SEC Files Charges Against Volkswagen, Former CEO Winterkorn For Dieselgate-Era Fraud
More than two years after the initial emissions-related charges were settled, regulators now say that VW also defrauded investors.
The United States Securities and Exchange Commission has filed charges against Volkswagen AG and its former CEO, Martin Winterkorn, for their respective involvements in the notorious dieselgate scandal unearthed in 2015.
Charges were announced on Friday, more than two years after Volkswagen settled with the U.S. government on criminal and civil charges surrounding intentionally botched emissions software. The new complaint alleges that Volkswagen made deceptive claims regarding its fleet of "clean diesel" vehicles in order to rake in billions of dollars in bonds from U.S. investors.
"Issuers availing themselves of American capital markets must provide investors with accurate and complete information," said Stephanie Avakian, Co-Director of the Division of Enforcement. "As we allege, Volkswagen hid its decade-long emissions scheme while it was selling billions of dollars of its bonds to investors at inflated prices."
Regulators eye the time period between April 2014 and May 2015 when Volkswagen issued more than $13 billion in bonds. It is said that Volkswagen pursued the funding through misstatements surrounding vehicle quality and regulatory compliance, despite high-level executives being aware that more than 500,000 vehicles sold in the U.S. did not comply with emission standards.
In 2015, Volkswagen was found to be willfully equipping a large number of its diesel-powered vehicles with emissions defeating devices that polluted well over the legal limit when not being actively tested for compliance. The automaker eventually admitted to equipping and selling more than 11 million vehicles worldwide with the defeat devices and became the poster child of the scandal affectionately coined dieselgate.

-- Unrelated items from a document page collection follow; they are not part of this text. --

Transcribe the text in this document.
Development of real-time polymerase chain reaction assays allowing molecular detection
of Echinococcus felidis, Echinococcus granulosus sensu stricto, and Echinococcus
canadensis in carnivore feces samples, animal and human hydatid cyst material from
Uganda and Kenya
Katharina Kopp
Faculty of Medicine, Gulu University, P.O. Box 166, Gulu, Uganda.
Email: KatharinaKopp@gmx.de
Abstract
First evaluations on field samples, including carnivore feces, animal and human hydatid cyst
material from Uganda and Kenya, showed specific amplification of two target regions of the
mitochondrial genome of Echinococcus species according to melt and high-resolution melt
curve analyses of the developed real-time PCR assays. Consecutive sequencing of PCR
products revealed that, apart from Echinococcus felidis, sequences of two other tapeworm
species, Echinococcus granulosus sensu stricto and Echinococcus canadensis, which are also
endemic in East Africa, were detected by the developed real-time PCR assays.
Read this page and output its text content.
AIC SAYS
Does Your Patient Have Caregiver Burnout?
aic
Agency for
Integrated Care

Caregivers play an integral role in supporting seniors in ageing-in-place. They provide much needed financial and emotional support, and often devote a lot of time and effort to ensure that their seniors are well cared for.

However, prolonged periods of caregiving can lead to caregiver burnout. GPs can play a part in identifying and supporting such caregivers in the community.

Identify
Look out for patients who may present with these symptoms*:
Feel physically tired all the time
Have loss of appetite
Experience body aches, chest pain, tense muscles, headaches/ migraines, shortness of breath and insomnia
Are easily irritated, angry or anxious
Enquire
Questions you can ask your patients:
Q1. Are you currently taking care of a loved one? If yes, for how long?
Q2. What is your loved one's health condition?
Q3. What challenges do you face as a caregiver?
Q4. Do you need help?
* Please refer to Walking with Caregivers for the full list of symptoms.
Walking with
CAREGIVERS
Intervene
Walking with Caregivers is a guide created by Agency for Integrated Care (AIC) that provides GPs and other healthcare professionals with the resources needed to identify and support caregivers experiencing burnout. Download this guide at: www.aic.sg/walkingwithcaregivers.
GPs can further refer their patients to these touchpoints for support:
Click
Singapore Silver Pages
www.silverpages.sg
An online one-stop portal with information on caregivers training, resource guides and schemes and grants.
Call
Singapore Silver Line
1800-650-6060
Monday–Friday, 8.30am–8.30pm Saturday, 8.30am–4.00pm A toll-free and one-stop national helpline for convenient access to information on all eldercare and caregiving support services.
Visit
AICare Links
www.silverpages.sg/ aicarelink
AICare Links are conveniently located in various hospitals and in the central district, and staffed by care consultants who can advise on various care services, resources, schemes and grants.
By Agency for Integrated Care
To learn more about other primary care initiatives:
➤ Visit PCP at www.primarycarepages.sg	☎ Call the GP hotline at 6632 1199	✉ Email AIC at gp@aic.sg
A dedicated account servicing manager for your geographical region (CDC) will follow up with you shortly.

The SEC looks for Volkswagen to repay any of its ill-gotten gains, complete with interest and civil penalties. Additionally, it asks for Winterkorn to be barred from acting as a director or officer of any publicly traded company.
Since the scandal, Volkswagen has shifted its approach away from building a better diesel platform to instead developing electric cars. In all, the automotive giant has announced an investment of more than $50 billion into electrification companywide, a number which nearly doubles its $30 billion in dieselgate-related fines and penalties.